Jornal GGN - Em espetáculo que estreou em 2016, Fabiana Cozza interpreta Bola de Nieve, um artista cubano que é homem, negro e gay. Em terras tupiniquins, onde mais 47% da população se declaram pardos e 8%, negros, Fabiana se viu diante de uma decisão difícil: abrir mão de interpretar a dama do samba Dona Ivone Lara. Motivo? Não é preta o suficiente.
A decisão de Fabiana veio a público há quase um mês. Em entrevista à jornalista Eliane Brum, divulgada no El País nesta segunda (2), a cantora rompe o silêncio sobre a desistência e explica o processo de construção de sua identidade negra.
Fabiana, que foi convidada para protagonizar o espetáculo com a benção da própria Dona Ivone Lara, conta que sofreu pressão por parte de um grupo de negros que enxerga em sua cor de pele, um pouco mais clara, um problema de representatividade. A questão central gira em torno do "colorismo": quanto mais escuro o tom de pele de um negro, mais oportunidades lhe são retiradas. Por isso há esse debate que, em algumas situações, vira uma "ambiguidade" e faz com que os próprios negros se dividam entre si, como comentou Fabiana.
"Quando a gente fala ou pensa na coisa do racismo no Brasil vem esse conceito relativamente novo que é o colorismo. Como todo conceito ele precisa ser estudado, entendido e transposto. Transposto para a nossa realidade, pra gente poder ver como é que a gente vai lidar com essas diferenças. Porque esse conceito não deve nos dividir", comentou.
Admitindo a dor de abrir mão de um projeto desse porte, Fabiana tomou a decisão "política" de desistir do papel e dar lugar ao debate sobre representatividade. "(...) eu pensei: 'Não, eu vou embora, eu não vou fazer o musical. Vou ceder esse um lugar para uma mulher mais escura do que eu nesse momento em que sequer essa questão é discutida no Brasil'. A representatividade negra não é amplamente discutida."
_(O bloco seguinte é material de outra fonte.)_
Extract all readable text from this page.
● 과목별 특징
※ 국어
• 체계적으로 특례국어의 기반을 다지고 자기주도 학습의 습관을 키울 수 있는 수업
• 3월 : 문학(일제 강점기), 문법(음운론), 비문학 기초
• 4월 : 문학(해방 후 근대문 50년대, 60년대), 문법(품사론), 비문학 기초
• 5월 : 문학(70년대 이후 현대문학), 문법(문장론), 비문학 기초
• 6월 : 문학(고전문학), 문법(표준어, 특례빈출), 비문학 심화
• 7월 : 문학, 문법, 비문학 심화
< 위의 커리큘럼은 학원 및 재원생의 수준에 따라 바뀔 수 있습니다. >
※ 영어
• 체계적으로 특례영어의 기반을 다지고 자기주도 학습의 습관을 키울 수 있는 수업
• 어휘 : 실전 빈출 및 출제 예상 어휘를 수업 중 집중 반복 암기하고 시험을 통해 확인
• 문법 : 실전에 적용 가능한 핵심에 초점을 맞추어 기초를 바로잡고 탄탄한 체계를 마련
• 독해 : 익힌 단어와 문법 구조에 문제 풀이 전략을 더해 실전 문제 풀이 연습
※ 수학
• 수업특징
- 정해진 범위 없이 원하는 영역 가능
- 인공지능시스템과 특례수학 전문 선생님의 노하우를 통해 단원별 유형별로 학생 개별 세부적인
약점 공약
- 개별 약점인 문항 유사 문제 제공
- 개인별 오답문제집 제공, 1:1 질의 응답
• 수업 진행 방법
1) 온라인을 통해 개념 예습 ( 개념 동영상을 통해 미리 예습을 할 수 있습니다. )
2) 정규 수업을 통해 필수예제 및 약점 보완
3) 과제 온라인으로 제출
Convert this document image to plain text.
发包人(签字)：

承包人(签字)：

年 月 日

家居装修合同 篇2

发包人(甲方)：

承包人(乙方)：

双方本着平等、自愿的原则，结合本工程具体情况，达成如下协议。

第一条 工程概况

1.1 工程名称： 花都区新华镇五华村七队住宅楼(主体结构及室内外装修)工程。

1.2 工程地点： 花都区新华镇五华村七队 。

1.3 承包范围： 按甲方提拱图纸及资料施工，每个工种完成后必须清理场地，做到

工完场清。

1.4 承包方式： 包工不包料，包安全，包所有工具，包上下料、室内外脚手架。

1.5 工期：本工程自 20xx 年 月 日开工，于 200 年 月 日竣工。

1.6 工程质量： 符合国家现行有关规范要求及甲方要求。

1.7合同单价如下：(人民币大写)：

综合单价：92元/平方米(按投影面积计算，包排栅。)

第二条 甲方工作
Pessoalmente, Fabiana expressou que a identidade negra, em sua visão, é uma construção. Pelo menos com ela foi algo incorporado ao longo da vida. Ela rememorou tempos de infância e adolescência, quando ela sentia-se deslocada entre crianças brancas e negras e considerava-se parda, pois a sociedade sabia que branca ela não poderia ser.
"Eu me entendi e me fiz negra ao longo da vida. Eu sou negra. Ponto. É isso o que eu sinto, é assim que eu quero ser vista. A música que me constitui vem dos tambores, e eu atendo a esse chamado para dialogar com o mundo."
Segundo Fabiana, a "negritude" está "nos meus espelhos, na minha herança familiar, no meu fazer diário, na minha religiosidade, na comunhão com tantos amigos não negros de pele. No meu canto que vai pro mundo e não tem limites e não se curva ou se intimida a despeito dos desafios e restrições que eventualmente surgem no caminho. Minha negritude fala alto", acrescentou.
A cantora revelou os bastidores do convite para interpretar Dona Ivone Lara e se disse honrada em "representar uma mulher dessas tendo no currículo toda uma passagem com ela, me fazia sentir que esse convite estava muito no lugar pra mim." O "currículo" é uma referência aos momentos em que ambas compartilharam o palco.
Quem considerou que Fabiana não era negra o suficiente para ser Dona Ivone Lara, ironicamente, não sabia ou não quis debater o fato de quem a cantora foi escolhida pela dama do samba para tal papel. "Acho que a decisão e a vontade de Dona Ivone não foram ouvidas", avaliou.